The opportunity to create housing groups with peers from other colleges allowed students to transfer to Yale’s two new residential colleges in groups formed on the foundation of shared backgrounds or extracurricular commitments.

According to Head of Benjamin Franklin College Charles Bailyn, the Prospect Street facilities will house some suites consisting primarily of international students, as well as some that are disproportionately inhabited by athletes or members of singing groups. He added that although he has no data on the diversity of those who transferred to the new colleges, since that was not tracked, it is his impression that  Benjamin Franklin and Murray are “well above” the Yale average in terms of number of international student members and perhaps in other kinds of diversity, including intellectual, extracurricular and ethnic, as well. Still, Head of Pauli Murray College Tina Lu said that while rooming groups may tend to reflect shared interest, the student population as a whole is very diverse.

“People with strong interests and strong friendship groups that cross colleges have been particularly interested to move into the new colleges,” Bailyn said. “Particularly in the case of international students. … This is an opportunity for them to live with the people who have become their friends, even if they started out in other colleges.”

The transfer process to the new colleges concluded earlier this month with the last room draw on March 6. Students who applied to transfer were randomly placed in either Murray or Benjamin Franklin, but they were permitted to apply in groups with peers from across any of the existing colleges.
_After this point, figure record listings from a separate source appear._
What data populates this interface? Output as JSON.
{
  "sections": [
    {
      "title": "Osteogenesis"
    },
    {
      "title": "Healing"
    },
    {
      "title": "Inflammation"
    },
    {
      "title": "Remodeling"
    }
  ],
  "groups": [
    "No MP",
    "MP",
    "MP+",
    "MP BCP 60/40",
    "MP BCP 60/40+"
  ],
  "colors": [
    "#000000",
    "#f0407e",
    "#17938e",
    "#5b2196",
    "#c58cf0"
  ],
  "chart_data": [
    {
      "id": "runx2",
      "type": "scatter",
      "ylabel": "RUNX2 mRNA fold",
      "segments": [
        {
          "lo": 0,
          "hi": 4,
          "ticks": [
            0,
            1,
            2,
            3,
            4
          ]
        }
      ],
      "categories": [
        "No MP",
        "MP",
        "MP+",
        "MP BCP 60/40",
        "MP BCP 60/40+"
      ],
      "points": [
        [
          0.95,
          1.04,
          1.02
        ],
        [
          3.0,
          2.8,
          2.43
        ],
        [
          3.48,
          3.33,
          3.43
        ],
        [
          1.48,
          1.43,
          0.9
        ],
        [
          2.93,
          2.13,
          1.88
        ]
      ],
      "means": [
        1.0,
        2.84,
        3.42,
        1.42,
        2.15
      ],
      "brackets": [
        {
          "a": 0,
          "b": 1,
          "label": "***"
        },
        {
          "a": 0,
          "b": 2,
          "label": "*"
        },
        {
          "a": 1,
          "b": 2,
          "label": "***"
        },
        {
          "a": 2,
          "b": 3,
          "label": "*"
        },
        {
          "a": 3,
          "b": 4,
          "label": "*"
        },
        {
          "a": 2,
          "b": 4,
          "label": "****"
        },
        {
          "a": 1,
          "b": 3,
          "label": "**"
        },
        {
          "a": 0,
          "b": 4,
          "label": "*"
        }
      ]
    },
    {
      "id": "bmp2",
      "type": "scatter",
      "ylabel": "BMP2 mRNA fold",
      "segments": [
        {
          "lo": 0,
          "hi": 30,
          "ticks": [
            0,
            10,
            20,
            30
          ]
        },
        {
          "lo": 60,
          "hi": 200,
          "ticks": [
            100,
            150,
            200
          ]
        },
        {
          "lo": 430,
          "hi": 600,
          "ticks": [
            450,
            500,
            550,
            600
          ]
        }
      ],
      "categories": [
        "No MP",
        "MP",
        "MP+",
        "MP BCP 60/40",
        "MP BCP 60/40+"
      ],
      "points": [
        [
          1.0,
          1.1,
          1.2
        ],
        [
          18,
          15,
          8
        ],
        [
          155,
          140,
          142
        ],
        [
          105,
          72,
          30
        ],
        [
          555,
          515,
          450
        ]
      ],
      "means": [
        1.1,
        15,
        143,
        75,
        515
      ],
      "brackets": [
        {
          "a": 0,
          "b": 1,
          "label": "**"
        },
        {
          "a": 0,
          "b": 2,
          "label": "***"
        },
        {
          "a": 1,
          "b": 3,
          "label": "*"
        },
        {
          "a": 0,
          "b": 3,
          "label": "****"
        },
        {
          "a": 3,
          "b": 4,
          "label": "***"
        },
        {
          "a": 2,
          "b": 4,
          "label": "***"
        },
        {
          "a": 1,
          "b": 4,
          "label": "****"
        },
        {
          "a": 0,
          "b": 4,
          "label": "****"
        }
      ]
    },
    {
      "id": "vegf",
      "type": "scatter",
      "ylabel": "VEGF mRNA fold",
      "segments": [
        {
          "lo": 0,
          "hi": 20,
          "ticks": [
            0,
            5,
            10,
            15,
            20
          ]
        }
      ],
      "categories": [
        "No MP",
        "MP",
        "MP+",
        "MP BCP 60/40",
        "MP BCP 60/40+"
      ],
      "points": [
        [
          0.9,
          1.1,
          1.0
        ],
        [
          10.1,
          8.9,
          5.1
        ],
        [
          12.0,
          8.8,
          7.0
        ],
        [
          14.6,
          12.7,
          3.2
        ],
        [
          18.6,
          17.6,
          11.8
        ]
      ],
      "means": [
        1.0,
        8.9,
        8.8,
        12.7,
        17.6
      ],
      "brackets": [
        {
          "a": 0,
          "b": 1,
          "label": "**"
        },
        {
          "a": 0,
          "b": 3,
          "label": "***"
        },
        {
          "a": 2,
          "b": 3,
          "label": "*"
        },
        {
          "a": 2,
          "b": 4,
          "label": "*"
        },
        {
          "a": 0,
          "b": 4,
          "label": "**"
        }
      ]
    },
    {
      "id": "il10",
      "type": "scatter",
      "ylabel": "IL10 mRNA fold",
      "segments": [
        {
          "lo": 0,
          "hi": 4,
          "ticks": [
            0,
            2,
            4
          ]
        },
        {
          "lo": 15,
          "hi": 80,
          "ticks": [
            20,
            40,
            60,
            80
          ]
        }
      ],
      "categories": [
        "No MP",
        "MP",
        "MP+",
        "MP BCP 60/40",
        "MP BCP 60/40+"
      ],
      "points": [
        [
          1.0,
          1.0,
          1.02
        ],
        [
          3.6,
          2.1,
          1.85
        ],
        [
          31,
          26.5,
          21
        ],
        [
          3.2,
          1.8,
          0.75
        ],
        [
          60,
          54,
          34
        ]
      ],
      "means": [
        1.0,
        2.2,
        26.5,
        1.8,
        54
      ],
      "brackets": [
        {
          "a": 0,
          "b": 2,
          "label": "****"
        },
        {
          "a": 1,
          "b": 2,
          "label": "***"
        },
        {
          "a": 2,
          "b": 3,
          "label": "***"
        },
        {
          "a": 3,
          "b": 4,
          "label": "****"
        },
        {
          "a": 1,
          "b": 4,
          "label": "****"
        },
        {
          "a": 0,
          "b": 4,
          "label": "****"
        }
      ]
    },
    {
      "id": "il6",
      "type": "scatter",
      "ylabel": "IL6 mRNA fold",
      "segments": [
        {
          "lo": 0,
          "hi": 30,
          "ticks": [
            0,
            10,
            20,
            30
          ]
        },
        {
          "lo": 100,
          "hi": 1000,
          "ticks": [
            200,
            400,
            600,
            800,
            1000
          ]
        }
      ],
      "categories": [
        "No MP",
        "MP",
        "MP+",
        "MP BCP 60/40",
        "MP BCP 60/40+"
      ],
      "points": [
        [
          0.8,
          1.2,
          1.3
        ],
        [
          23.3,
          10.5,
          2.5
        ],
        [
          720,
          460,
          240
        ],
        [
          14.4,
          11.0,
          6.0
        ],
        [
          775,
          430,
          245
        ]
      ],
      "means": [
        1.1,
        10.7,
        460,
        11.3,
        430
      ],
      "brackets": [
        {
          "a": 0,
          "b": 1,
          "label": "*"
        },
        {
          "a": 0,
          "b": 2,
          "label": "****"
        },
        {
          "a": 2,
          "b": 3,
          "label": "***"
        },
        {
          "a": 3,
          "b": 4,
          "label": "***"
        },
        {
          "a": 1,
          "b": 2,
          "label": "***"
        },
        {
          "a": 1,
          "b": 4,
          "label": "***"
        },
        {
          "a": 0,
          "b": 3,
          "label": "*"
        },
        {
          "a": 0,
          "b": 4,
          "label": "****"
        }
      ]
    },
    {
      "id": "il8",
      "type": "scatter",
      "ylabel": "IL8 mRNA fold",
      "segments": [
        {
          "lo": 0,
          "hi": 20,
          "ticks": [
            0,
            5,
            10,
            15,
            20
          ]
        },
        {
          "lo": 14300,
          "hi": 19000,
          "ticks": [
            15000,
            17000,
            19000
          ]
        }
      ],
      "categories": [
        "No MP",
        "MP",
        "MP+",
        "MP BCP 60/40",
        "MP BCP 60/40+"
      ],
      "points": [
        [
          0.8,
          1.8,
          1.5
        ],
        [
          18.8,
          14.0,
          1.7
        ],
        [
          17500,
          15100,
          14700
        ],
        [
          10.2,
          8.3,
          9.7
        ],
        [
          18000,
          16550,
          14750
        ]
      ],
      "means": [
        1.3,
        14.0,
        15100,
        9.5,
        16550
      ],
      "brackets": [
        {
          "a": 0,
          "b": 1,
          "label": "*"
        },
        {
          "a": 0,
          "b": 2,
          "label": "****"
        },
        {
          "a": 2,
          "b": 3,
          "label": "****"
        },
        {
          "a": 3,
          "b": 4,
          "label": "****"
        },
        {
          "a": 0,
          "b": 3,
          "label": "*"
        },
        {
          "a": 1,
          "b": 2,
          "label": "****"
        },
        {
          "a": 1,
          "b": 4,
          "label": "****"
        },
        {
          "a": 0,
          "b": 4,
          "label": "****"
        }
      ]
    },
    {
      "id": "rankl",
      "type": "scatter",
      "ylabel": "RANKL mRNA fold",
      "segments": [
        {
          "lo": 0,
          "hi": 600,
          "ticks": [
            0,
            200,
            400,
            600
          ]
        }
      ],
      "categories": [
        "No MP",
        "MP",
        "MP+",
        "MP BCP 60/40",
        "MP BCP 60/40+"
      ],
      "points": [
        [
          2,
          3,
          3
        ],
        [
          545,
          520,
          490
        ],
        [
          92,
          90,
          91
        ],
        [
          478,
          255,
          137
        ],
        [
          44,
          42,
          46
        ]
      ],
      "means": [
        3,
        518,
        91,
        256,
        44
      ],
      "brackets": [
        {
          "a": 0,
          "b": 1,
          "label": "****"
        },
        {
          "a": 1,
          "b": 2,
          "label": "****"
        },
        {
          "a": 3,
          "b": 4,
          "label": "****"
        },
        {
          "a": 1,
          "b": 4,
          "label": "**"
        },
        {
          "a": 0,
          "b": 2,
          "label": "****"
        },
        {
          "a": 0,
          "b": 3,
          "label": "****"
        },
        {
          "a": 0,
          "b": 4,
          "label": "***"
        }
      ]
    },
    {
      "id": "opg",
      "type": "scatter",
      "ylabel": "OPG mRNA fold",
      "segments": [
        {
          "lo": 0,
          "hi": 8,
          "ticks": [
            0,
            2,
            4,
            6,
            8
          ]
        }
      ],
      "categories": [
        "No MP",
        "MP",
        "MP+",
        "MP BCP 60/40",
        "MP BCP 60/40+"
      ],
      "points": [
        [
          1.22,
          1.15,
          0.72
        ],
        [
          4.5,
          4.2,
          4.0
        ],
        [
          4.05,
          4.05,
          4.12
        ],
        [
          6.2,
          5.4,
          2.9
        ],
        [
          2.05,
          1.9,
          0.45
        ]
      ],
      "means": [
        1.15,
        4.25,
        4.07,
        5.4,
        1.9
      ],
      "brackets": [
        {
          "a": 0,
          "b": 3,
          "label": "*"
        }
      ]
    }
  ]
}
In a January email to the News, Dean of Benjamin Franklin College Jessie Hill said honoring requests for friends to remain together was one of administrators’ main objectives when distributing students between Murray and Franklin.

Fallon Sheridan ’19, a member of the Yale women’s soccer team, transferred to Murray along with two of her teammates and two students on the women’s softball team. Sheridan and one of the students who transferred with her currently live in Silliman College, while the remaining three are in Morse.

“As an athlete, the new colleges do provide easy access to the gym, and provide an opportunity to live with other athletes who are on a similar schedule — something I found difficult to coordinate in my current college,” Sheridan said. “The new colleges will promote diversity, while allowing me to conveniently live with people with synchronized schedules.”

And Yondeen Sherpa ’18, a junior from Nepal who currently lives off campus and will serve as a Freshman Counselor in Murray, said she is transferring with a “big group of international friends.”

Lu said that she is happy students in the new colleges will live with their friends and people they care about. But Bailyn noted that while this could be positive, it could also be detrimental if students only fraternized with the students they transferred with.

“If people have moved in with very close friendship groups and if they spend all their time turned inward to each other, then that’s probably not a very good thing as it pushes against the reason for the existence of the residential colleges in the first place,” Bailyn said.

On the other hand, Bailyn said, the new colleges have different kinds of groupings and if groups were to “look outward” and interact with each other, the arrangement would work well.

Yale College Dean Jonathan Holloway said the University initially wrestled with how to open up the lotteries and control the transfer process so as to ensure a diverse student population in the new colleges. Although college administrators sought to achieve a rough gender balance in Murray and Benjamin Franklin, controlling for factors as numerous and varied as race, ethnic identity, citizenship, extracurricular engagement and major of study was impossible, he added.

“The question of what are the things you control for became a statement of what are the things you declare as important in establishing a diverse community, and you can’t sort that out without it blowing up in your face and doing violence to the entire idea of what residential colleges aim to be,” Holloway said.

Consequently, Holloway said, University administrators decided to just “open the doors” during the transfer process, even though they knew that this may lead to an international student cohort or athlete cohort. However, Holloway noted that any imbalance in the diversity of the student body would likely even out in a few months once the class of 2021 arrives and sort itself out within the next couple of years.

Pauli Murray and Benjamin Franklin Colleges will increase enrollment in Yale College by 800 students over the next four years.